Artists and Contributors

Teow Yue Han portrait picture

Teow Yue Han

Born in 1987, Singapore, Teow Yue Han received a BFA in Digital Filmmaking at the School of Art, Design and Media, Nanyang Technological University (2012). He later pursued an MA in Fine Art Media at Slade School of Fine Art, University College London (2016), where he was a recipient of the 2016 Julian Sullivan Award. Teow Yue Han’s works explore the interface between video, performance art and technology. He is interested in the way new technologies such as smart cities or artificial intelligence are shaping society, culture and the urban landscape. He creates situations where gestures and social interactions that are informed by these technologies can be interrogated, rehearsed and renewed. Teow is a core member of INTER—MISSION, an art collective focusing on art and technology. He lives and works in Singapore.



INTER—MISSION is an art collective dedicated to discourses of technology in art initiated in 2016 by Urich Lau and Teow Yue Han. Focusing on interdisciplinary and collaborative works in video art, audiovisual, performance, installation and interactive art. The collective aims to inhabit the gap between technologically engaged artworks, artists and audiences. INTER—MISSION builds transnational networks to promote sustained dialogue and engagement with media practices. It creates a space that encourages collaboration, reflection and participation in our ever-changing technological environment through interactive performances, installation, video screenings, international and interdisciplinary dialogues, and knowledge sharing.

Noah Raford portrait picture

Noah Raford

Noah Raford is the Chief Operating Officer (COO) and Futurist-in-Chief of the Dubai Future Foundation.

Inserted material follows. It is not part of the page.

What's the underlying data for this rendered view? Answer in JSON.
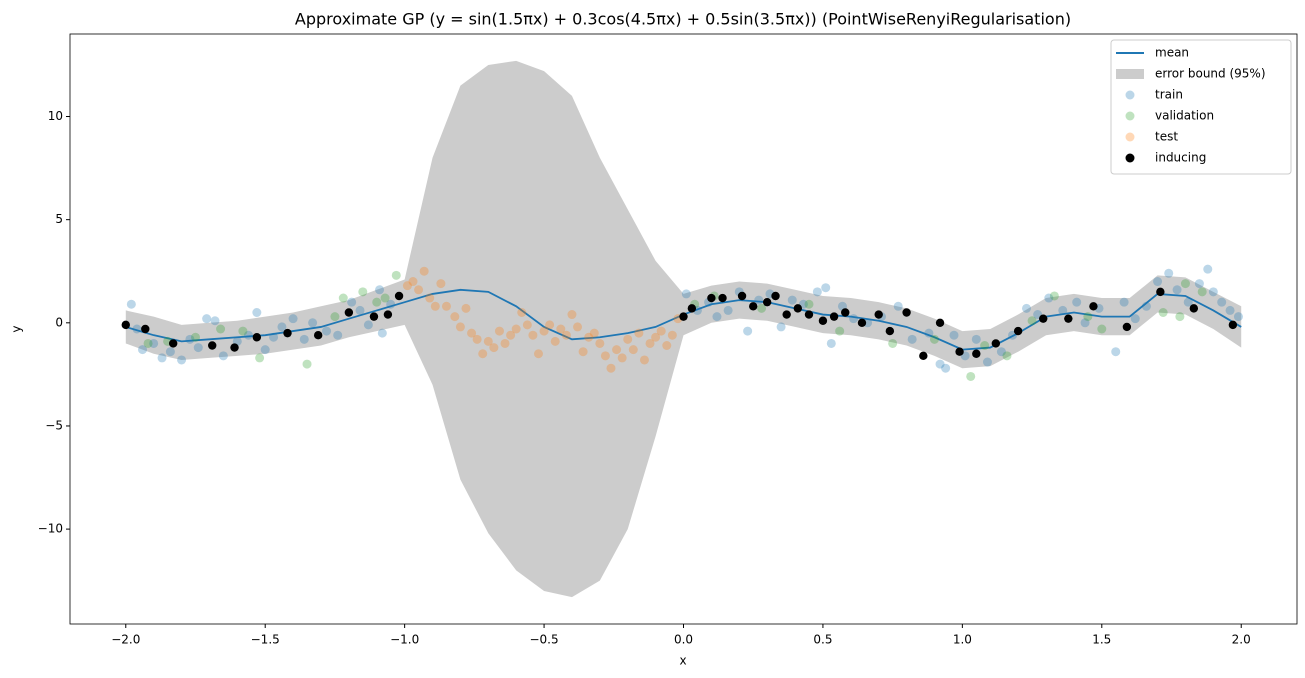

He was also a former advisor on futures, foresight, and innovation in the UAE Prime Minister’s Office, and is currently the Acting Executive Director of the Musem of the Future. Raford is part of a team that identifies emerging opportunities, strategic partnerships, and future initiatives for the Government of Dubai. He is responsible for overseeing the Dubai Future Foundation’s thought leadership activities, including its design research, trend analysis, policy studies and overall strategic direction. He also oversees many of the Foundation’s initiatives and projects, such as the Museum of the Future, the Dubai Future Academy, and the Mohammed bin Rashid Center for Accelerated Research, and others. He lectures and speaks widely to a large variety of audiences around the world.

Adeline Setiawan portrait picture

Adeline Setiawan

Adeline Setiawan is an anthropologist and entrepreneur. She is the co-founder of Saturday Kids, a curiosity school for children to learn how to create with code, design, engineering and empathy, and co-founder of FabCafe Singapore, a cafe in ArtScience Museum Singapore where people can explore creating with digital fabrication tools such as 3D printing and laser cutting while enjoying a cup of coffee. Adeline is Co-Founder of SO-FAR.